Chang, a former Bukit Assek assemblywoman, said she and her colleague, David Wong, had put into action a plan to open the cardiac unit in Sibu Hospital, adding that they had even recruited an architect and an engineer to draw the plan for the unit. The plan was eventually submitted to the Ministry of Health (MoH).
“We were in the middle of discussion with the then Minister of Finance (Lim Guan Eng) for the financial allocation for the project when the plan fell through with the fall of the PH federal government.
“It was therefore very sad and tragic that Sarawakians continue to be deprived of quality healthcare service just because politics got in the way. The lives of people would continue to be compromised for as long as political interest is placed above the people’s interest,” she said.
For the sake of Sarawakians, she urged that the decentralisation exercise which started under the PH government be push aggressively to ensure that the people would be entitled to quality healthcare without further delay.
Chang said the recent pandemic of which Sarawak was one of the worst affected in the country, had failed to prompt the federal government to satisfactorily resolve the problems of the lack of resources and manpower in the state’s healthcare system.
She said it was unacceptable that on the issue of resources, the state healthcare system was not only lacking in the supply of the necessary equipment but had also been shackled with 76 per cent of the medical equipment which was ‘beyond economic repair’.
This is in contrast with 19.6 per cent of the MoH’s overall assets as of Dec 31, 2020 in the whole of Malaysia, she said.
“The poor state and lack of the medical equipment in Sarawak has existed since many years back, and it is sad that despite the life-threatening COVID-19 pandemic, the dismal situation has continued without any real effort to resolve the issue.
“This is not for the lack of awareness being raised.
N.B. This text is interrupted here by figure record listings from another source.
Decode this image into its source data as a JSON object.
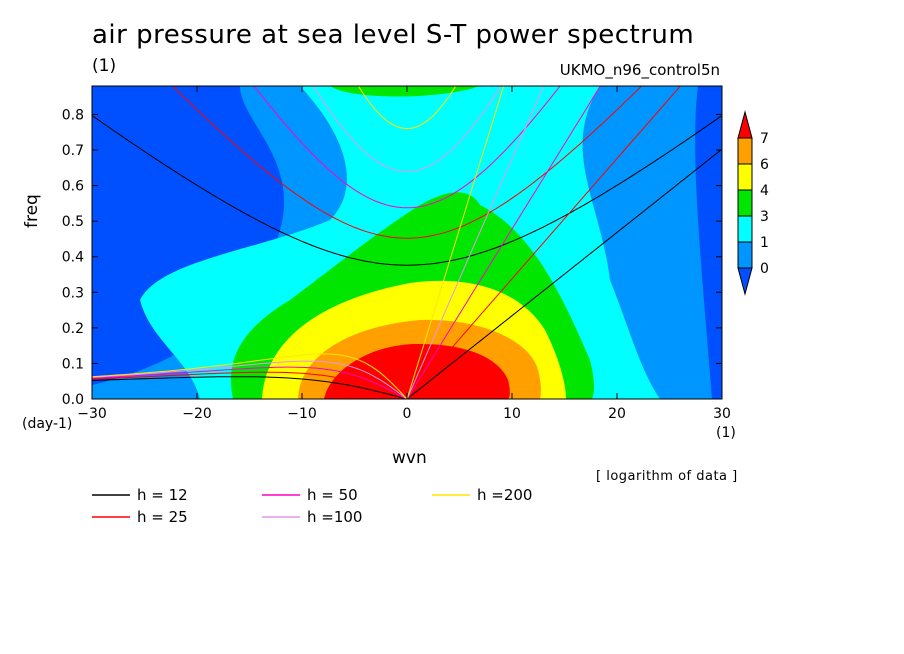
{
  "chart_data": {
    "type": "heatmap",
    "title": "air pressure at sea level S-T power spectrum",
    "units_label": "(1)",
    "model_label": "UKMO_n96_control5n",
    "xlabel": "wvn",
    "ylabel": "freq",
    "x_unit_left": "(day-1)",
    "x_unit_right": "(1)",
    "note": "[ logarithm of data ]",
    "xlim": [
      -30,
      30
    ],
    "ylim": [
      0,
      0.88
    ],
    "x_ticks": [
      -30,
      -20,
      -10,
      0,
      10,
      20,
      30
    ],
    "x_tick_labels": [
      "−30",
      "−20",
      "−10",
      "0",
      "10",
      "20",
      "30"
    ],
    "y_ticks": [
      0.0,
      0.1,
      0.2,
      0.3,
      0.4,
      0.5,
      0.6,
      0.7,
      0.8
    ],
    "y_tick_labels": [
      "0.0",
      "0.1",
      "0.2",
      "0.3",
      "0.4",
      "0.5",
      "0.6",
      "0.7",
      "0.8"
    ],
    "colorbar": {
      "levels": [
        0,
        1,
        3,
        4,
        6,
        7
      ],
      "level_labels": [
        "0",
        "1",
        "3",
        "4",
        "6",
        "7"
      ],
      "colors": [
        "#0050ff",
        "#0096ff",
        "#00ffff",
        "#00e600",
        "#ffff00",
        "#ffa000",
        "#ff0000"
      ]
    },
    "contour_regions": [
      {
        "color": "#0096ff",
        "description": "level 0-1 broad band"
      },
      {
        "color": "#00ffff",
        "center_wvn": 0,
        "level": 1
      },
      {
        "color": "#00e600",
        "center_wvn": 2,
        "level": 3
      },
      {
        "color": "#ffff00",
        "center_wvn": 3,
        "level": 4
      },
      {
        "color": "#ffa000",
        "center_wvn": 4,
        "level": 6
      },
      {
        "color": "#ff0000",
        "center_wvn": 4,
        "level": 7
      }
    ],
    "series": [
      {
        "name": "h = 12",
        "color": "#000000",
        "h": 12
      },
      {
        "name": "h = 25",
        "color": "#ff0000",
        "h": 25
      },
      {
        "name": "h = 50",
        "color": "#ff00c8",
        "h": 50
      },
      {
        "name": "h =100",
        "color": "#e696e6",
        "h": 100
      },
      {
        "name": "h =200",
        "color": "#ffe600",
        "h": 200
      }
    ]
  }
}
Indeed, many statements on the lack of resources and manpower in our hospitals have been made from many quarters, including my statement made in December 2020 on the failure to equip even one PET Scan in any one of hospitals in the state. All these statements have fallen on deaf ears.
“It is therefore imperative that this matter should no longer be allowed to stay locked in the Pandora’s box. Sarawakians have enough of being constantly slapped on the face, for instance when at the height of the pandemic, our hospitals were ‘gifted’ with 10 units of ventilators, eight of which were not in working and functioning order,” she said.